Robert Dutrisac   19 octobre 2005 
Québec — Si Bernard Landry, en tant que premier ministre, avait eu vent du fait que le ministre André Boisclair consommait de la cocaïne, il aurait ordonné une enquête qui aurait pu conduire à sa destitution.

«Ç'aurait été une chose extrêmement grave pour moi», a dit Bernard Landry. L'ancien premier ministre a lancé ce pavé dans la mare alors qu'il s'apprêtait à prononcer une allocution devant les étudiants de l'Université Laval sur un sujet de prédilection: les nations et la mondialisation.

«Si ça m'était arrivé comme premier ministre, c'est sûr que j'aurais pris les mesures que j'aurais crues nécessaires», à commencer par connaître les faits, a dit M. Landry. «J'aurais fait faire une enquête sur les circonstances, sur la façon, sur la manière, sur la fréquence.»

Aurait-il destitué M. Boisclair? «J'aurais jugé d'après les faits», a dit M. Landry sans écarter cette hypothèse. Quand il était premier ministre, M. Landry a confié à M. Boisclair le portefeuille des Affaires municipales puis celui de l'Environnement.

Pour M. Landry, il s'agit toutefois d'une «question théorique» puisqu'il n'a jamais été informé de tels faits. C'est sous Lucien Bouchard que le jeune ministre aurait consommé de la cocaïne, a souligné M. Landry, qui a précisé qu'il n'était pas au courant de ce comportement à cette époque.

Joint hier, André Boisclair a dit que la réponse donnée par M. Landry était «responsable» et que, s'il était premier ministre, il adopterait la même attitude dans de telles circonstances.

M. Landry croit que M. Boisclair a dit «en son âme et conscience» ce qu'il devait dire sur sa consommation passée de cocaïne.
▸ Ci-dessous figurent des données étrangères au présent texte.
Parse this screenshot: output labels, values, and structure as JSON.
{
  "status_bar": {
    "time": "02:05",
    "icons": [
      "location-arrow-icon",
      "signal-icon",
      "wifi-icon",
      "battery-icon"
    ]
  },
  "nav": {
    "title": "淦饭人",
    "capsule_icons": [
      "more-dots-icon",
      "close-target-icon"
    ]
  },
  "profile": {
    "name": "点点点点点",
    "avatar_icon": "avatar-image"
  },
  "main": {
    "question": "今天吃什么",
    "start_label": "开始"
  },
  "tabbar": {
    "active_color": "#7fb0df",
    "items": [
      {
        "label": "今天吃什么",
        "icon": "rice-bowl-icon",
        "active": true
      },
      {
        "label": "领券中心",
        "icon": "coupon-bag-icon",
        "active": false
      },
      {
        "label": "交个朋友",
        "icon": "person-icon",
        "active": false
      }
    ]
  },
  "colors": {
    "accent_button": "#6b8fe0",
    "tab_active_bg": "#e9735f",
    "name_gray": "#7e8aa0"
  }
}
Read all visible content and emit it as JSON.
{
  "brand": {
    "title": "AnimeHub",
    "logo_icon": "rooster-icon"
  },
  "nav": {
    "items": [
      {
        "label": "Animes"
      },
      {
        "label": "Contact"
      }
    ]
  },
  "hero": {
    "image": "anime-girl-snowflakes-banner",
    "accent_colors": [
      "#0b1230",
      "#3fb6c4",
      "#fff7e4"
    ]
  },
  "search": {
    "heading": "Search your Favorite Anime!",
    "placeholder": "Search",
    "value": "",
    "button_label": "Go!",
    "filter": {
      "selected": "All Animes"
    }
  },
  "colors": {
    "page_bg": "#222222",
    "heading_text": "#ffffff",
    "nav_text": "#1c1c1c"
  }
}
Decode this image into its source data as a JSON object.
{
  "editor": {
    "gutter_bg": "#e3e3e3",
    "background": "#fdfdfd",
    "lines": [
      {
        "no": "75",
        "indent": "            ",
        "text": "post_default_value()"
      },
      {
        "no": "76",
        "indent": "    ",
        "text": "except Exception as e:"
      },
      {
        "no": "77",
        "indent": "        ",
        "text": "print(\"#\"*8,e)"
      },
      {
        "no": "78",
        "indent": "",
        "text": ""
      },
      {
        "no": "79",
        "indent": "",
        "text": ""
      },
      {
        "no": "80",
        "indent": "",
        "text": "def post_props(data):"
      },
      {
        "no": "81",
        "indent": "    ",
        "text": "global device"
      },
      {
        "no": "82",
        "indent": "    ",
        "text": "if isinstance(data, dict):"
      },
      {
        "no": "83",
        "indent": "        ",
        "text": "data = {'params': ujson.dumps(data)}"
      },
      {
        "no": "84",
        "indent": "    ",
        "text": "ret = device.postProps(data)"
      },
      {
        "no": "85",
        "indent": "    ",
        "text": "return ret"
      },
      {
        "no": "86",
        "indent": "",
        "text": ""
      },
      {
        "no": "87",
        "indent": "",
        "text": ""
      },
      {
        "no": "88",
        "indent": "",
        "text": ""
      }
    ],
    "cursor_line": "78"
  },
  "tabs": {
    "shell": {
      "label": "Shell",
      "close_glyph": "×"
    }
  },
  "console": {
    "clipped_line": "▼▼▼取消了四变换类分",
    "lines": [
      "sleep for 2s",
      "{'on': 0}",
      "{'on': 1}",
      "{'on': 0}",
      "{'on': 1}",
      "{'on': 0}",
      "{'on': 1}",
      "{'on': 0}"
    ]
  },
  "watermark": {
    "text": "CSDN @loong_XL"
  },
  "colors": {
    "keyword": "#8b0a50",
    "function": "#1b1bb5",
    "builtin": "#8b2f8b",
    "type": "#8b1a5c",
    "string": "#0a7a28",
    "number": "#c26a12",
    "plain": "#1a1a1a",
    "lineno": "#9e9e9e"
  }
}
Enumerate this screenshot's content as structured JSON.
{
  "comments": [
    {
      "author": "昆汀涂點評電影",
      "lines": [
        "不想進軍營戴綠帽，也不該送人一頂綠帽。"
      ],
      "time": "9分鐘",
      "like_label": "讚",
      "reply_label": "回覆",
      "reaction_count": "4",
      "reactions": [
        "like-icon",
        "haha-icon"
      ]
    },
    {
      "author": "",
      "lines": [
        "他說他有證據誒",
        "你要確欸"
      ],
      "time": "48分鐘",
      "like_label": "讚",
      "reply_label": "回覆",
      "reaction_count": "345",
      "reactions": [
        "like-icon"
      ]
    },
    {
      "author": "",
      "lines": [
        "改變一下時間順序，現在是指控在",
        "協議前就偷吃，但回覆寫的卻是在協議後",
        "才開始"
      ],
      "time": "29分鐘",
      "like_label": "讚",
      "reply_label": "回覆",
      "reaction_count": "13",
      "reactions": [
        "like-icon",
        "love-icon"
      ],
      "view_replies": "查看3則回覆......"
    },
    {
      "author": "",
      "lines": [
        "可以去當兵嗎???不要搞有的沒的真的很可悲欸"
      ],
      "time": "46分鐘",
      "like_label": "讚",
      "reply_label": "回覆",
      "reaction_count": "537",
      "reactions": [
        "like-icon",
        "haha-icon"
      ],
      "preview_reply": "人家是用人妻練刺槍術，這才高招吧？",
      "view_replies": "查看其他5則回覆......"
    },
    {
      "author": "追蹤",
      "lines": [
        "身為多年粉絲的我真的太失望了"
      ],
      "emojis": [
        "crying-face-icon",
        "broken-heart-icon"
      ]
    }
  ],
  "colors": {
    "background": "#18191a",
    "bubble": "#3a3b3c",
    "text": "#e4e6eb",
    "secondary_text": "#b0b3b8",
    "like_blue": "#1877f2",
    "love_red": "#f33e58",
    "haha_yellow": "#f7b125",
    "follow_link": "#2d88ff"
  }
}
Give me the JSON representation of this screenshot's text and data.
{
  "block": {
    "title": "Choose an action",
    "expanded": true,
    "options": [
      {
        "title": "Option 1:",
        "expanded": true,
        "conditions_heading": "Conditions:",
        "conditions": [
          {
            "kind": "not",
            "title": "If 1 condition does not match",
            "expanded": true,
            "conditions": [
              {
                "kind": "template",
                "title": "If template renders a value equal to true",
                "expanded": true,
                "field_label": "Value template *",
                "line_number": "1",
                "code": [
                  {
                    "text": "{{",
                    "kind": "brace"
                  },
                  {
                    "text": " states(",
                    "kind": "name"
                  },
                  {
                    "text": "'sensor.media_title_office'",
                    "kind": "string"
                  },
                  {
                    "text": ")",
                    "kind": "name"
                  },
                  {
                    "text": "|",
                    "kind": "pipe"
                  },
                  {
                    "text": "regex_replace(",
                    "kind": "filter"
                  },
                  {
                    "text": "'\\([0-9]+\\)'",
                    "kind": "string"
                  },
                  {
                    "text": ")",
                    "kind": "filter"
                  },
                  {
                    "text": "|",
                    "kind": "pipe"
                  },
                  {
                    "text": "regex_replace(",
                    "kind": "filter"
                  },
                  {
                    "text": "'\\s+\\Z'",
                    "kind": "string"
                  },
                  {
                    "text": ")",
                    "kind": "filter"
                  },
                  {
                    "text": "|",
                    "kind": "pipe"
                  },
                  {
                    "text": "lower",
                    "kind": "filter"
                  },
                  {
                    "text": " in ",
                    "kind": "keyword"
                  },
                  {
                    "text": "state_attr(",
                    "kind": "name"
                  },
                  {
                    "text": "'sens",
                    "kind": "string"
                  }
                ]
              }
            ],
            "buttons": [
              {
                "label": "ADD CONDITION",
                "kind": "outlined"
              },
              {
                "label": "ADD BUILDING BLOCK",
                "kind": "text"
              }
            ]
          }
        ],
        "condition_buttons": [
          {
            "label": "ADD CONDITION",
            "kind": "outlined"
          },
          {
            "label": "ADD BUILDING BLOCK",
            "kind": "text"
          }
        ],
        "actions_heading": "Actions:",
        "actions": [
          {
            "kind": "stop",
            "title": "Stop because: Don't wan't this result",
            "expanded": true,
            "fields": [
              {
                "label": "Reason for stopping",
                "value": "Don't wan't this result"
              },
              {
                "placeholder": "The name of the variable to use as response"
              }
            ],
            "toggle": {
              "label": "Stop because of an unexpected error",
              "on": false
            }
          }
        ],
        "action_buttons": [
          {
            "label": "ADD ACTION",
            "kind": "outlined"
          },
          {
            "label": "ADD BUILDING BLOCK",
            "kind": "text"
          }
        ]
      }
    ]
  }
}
Pour le reste, c'est aux militants du Parti québécois de juger «en leur âme et conscience» la candidature de M. Boisclair, estime l'ancien premier ministre.

Sur un autre front, M. Landry croit que Pauline Marois se trompe en attribuant à sa condition de femme ses difficultés à rallier les militants péquistes. «Je respecte sa pensée, mais ce n'est pas mon opinion. Le Québec est une société avancée en matière d'égalité homme-femme. Alors, j'ai l'impression que ça ne doit pas être pris en compte.»

Mme Marois, qui avait remis en question le leadership de M. Landry dès 2004, devra chercher ailleurs les raisons qui expliquent ses difficultés de campagne au leadership, analyse l'ancien chef. «On ne juge pas par le sexe, par l'orientation sexuelle ou par la religion mais par des facteurs profondément reliés aux capacités de la personne», a-t-il fait valoir.